Les Congolais sont exaspérés par l’inaction de la communauté internationale face aux évidences criantes de l’exploitation illicite des ressources naturelles dans l’est de la République démocratique du Congo. Pendant que des rapports des Nations unies et des organisations indépendantes s’empilent, détaillant la manière dont le Rwanda soutient le M23 pour piller les richesses congolaises, le silence complice des grandes puissances persiste. Ce mutisme, alimenté par des intérêts économiques bien ancrés, met à nu un système mondial où les droits humains s’effacent devant les profits des multinationales. Car, le monde sait. Les institutions internationales, les gouvernements et les grandes entreprises sont pleinement informés des crimes économiques et humanitaires perpétrés dans l’est de la RDC par le Rwanda. Pourtant, le statu quo demeure, laissant les Congolais se battre seuls contre des réseaux de pillage bien organisés. Cette indifférence alimente une colère croissante parmi les populations locales, qui se sentent abandonnées par une communauté internationale qui privilégie les intérêts économiques à la justice.
Longtemps présenté comme un modèle économique en Afrique de l’Est, le Rwanda révèle désormais une réalité bien sombre. Ce « miracle économique » repose, en grande partie, sur l’exploitation illégale des ressources minières congolaises, au prix du sang et des souffrances des populations locales. Les agissements de Kigali, orchestrant les activités du M23, un groupe terroriste créé par le Rwanda pour s’accaparer les minerais stratégiques de la RDC, mettent à mal sa réputation. Ce coltan volé, essentiel à la fabrication des téléphones portables et autres outils technologiques, transite illégalement vers le Rwanda, où il est étiqueté comme rwandais avant d’inonder le marché mondial.
Le nouveau rapport des Nations unies : des révélations accablantes
Le récent rapport des experts des Nations unies confirme que les terroristes du M23, soutenus par Kigali, extraient illégalement environ 120 tonnes de coltan par mois, principalement dans les mines de Rubaya, au Nord-Kivu.
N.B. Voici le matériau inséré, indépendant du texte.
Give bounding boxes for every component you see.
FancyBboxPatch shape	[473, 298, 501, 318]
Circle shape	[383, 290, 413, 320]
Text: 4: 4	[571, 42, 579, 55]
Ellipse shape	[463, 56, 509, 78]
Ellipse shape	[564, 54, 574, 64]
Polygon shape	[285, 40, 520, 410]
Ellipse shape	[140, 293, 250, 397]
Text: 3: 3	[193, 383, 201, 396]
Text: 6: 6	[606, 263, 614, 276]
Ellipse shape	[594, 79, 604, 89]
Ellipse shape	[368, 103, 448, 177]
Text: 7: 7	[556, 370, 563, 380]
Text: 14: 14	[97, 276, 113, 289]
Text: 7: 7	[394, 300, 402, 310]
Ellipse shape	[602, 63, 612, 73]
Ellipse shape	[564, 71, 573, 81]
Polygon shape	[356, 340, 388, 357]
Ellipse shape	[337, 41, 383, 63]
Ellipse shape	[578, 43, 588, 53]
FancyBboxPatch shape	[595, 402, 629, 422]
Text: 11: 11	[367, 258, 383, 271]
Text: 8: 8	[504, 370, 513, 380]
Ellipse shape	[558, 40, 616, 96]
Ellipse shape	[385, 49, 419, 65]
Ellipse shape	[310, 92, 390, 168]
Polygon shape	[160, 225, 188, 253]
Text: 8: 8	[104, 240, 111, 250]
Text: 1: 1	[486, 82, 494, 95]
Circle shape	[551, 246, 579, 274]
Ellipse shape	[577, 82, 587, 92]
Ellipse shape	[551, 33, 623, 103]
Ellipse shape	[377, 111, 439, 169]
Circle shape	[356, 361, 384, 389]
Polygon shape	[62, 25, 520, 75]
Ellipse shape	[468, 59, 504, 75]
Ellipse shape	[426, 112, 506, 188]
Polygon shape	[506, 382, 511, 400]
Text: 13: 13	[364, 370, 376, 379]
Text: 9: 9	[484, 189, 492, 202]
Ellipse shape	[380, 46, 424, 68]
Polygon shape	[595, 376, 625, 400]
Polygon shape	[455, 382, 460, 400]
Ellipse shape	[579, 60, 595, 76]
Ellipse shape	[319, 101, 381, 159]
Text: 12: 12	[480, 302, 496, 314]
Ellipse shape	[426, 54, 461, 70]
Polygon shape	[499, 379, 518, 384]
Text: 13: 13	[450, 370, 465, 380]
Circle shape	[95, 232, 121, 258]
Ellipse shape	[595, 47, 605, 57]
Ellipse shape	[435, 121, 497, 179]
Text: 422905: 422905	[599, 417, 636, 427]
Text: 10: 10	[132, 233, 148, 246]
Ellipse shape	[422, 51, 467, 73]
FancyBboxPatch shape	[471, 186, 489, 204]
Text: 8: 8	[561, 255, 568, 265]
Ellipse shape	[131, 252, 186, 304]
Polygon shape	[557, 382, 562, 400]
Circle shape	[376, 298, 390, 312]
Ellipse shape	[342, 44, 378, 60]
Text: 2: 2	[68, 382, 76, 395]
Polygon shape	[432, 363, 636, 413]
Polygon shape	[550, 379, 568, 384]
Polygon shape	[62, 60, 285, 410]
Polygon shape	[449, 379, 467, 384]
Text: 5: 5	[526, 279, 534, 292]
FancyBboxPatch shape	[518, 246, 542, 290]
Une fois ce coltan exporté vers le Rwanda, il est soit raffiné sur place, soit mélangé à la production locale avant d’être revendu à des multinationales. Ces entreprises, conscientes de l’origine douteuse de ce minerai, ferment les yeux, alimentant ainsi un cercle vicieux de violence et d’instabilité dans l’est de la RDC.
Une guerre économique masquée sous un conflit armé
La guerre que mène le Rwanda contre la RDC n’est pas seulement militaire, elle est avant tout économique. En soutenant le M23, Kigali alimente son économie au détriment de millions de vies congolaises. Les statistiques de la Banque centrale rwandaise montrent une augmentation vertigineuse des exportations de coltan, qui ont doublé entre 2021 et 2023. Ce chiffre, bien qu’impressionnant, est le fruit d’un pillage systématique des ressources congolaises, perpétré sous le regard complaisant de la communauté internationale.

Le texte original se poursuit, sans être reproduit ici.